Yifeng Wang

Bury the Obsession

If you know, you know.

It all started when I needed a keyboard and a trackpad that can be easily switched between my work and personal laptop since the whole working from home episode had begun.

A quick Google search led me to the Logitech MX Keys and the Logitech MX Master 3, a universally praised productivity combo. Order was placed and soon I’d have the ideal WFH setup. Seemingly easy enough.

The devices arrived in a few days. The pairing was simple. I could now switch between my work and personal laptop with a single unplug and plug of a thunderbolt cable from the monitor which also served as a hub while everything else kept wireless. Things were going great and then the devil emerged from all the places I didn't anticipate.

The first stop was the keyboard. After typing on either a Mac laptop or a Magic Keyboard without numeric keypad for over 10 years, I forgot the compact layout was different from that of a full sized keyboard. Having the Fn key located in a different location and having the Command key not directly under X or , gave me an abundance of errors. I also wasn't too keen on the size of a full keyboard. The extra length from the numeric keypad meant the pointer device had to be placed further away from the center of the desk and that seemed unnecessary. Surely I’d get used to all this soon, thought I. I did, except I couldn't quite shake off the itch for finding something better, something perfect.

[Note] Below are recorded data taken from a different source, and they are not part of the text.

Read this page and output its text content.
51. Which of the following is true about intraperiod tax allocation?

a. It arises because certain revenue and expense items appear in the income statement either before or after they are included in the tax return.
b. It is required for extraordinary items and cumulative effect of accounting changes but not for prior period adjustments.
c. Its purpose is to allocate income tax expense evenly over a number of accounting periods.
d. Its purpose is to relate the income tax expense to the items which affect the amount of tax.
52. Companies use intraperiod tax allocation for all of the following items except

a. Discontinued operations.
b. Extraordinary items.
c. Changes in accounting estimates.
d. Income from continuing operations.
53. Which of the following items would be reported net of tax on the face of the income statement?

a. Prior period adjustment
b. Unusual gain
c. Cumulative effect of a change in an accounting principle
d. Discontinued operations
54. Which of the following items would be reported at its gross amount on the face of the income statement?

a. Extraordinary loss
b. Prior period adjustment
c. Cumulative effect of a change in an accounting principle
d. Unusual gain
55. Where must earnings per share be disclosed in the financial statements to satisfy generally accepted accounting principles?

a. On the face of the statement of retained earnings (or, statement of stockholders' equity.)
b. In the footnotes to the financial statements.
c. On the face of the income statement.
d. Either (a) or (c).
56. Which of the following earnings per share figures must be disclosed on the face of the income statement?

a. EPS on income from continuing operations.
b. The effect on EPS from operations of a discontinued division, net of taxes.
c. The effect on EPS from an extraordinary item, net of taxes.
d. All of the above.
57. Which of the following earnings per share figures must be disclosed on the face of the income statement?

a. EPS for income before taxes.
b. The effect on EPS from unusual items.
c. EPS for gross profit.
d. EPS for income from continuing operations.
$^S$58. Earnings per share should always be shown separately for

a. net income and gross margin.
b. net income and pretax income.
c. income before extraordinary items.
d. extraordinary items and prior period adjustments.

To research I began and to my deepest regret, I found the dazzling world of mechanical keyboard. My adventure with mechanical keyboard was filled with YouTube videos, Reddit discussions, purchases, and returns. I didn't like any of the keyboards I tried because they all had a thing or two that weren’t perfect. I didn't know where to go next, so it was only natural I turned my attention to the mouse.

If using a third party keyboard on a Mac meant preferences and compromises, using a third party mouse on a Mac was simply pain. The scrolling was horrendous. This was Apple’s fault. Luckily a little tool called Mos stood up and solved it for me. MX Master 3 did great in the gesture department. I was able to replicate all the trackpad gestures plus some more. However Logitech’s software was so buggy that the mouse would freeze up randomly when the software crashed and relaunched in the background.1 MX Master 3’s scroll wheel was a weird case. The magnetic scroll wheel would have been the best scroll wheel ever made if it were well executed. It would have been so smooth and so silent. Unfortunately in reality, it made squeaky noises and the scrolling would skip to be registered every so often. I thought I had a defected unit, but a replacement came in worse, so I had to conclude that the design was flawed.

In the end, I realized I couldn't use a pointer device that bothered me so often, and while the Magic Keyboard couldn't make the thock typing sound (which was delightful indeed), I was so comfortable with it and that was all I needed. In the amount of time I spent finding the perfect solution, I could have paired and re-paired the Magic Keyboard and the Magic Trackpad a million times.2

The detour wasn't that bad of an incident on its own but the wanting, the obsession, of always finding the perfect everything—the perfect keyboard, the perfect to-do app, the perfect decision—was so energy draining and time consuming, energy and time can be spent to enrich life in so many ways.

The perfect something doesn't exist and I already knew that.

The obsession has become so ingrained. I wrote this one to keep myself accountable in burying it over and over again.

  1. SteerMouse is a much better replacement.
  2. The fastest way to unpair and pair a Magic Keyboard or Magic Trackpad is to plug it in.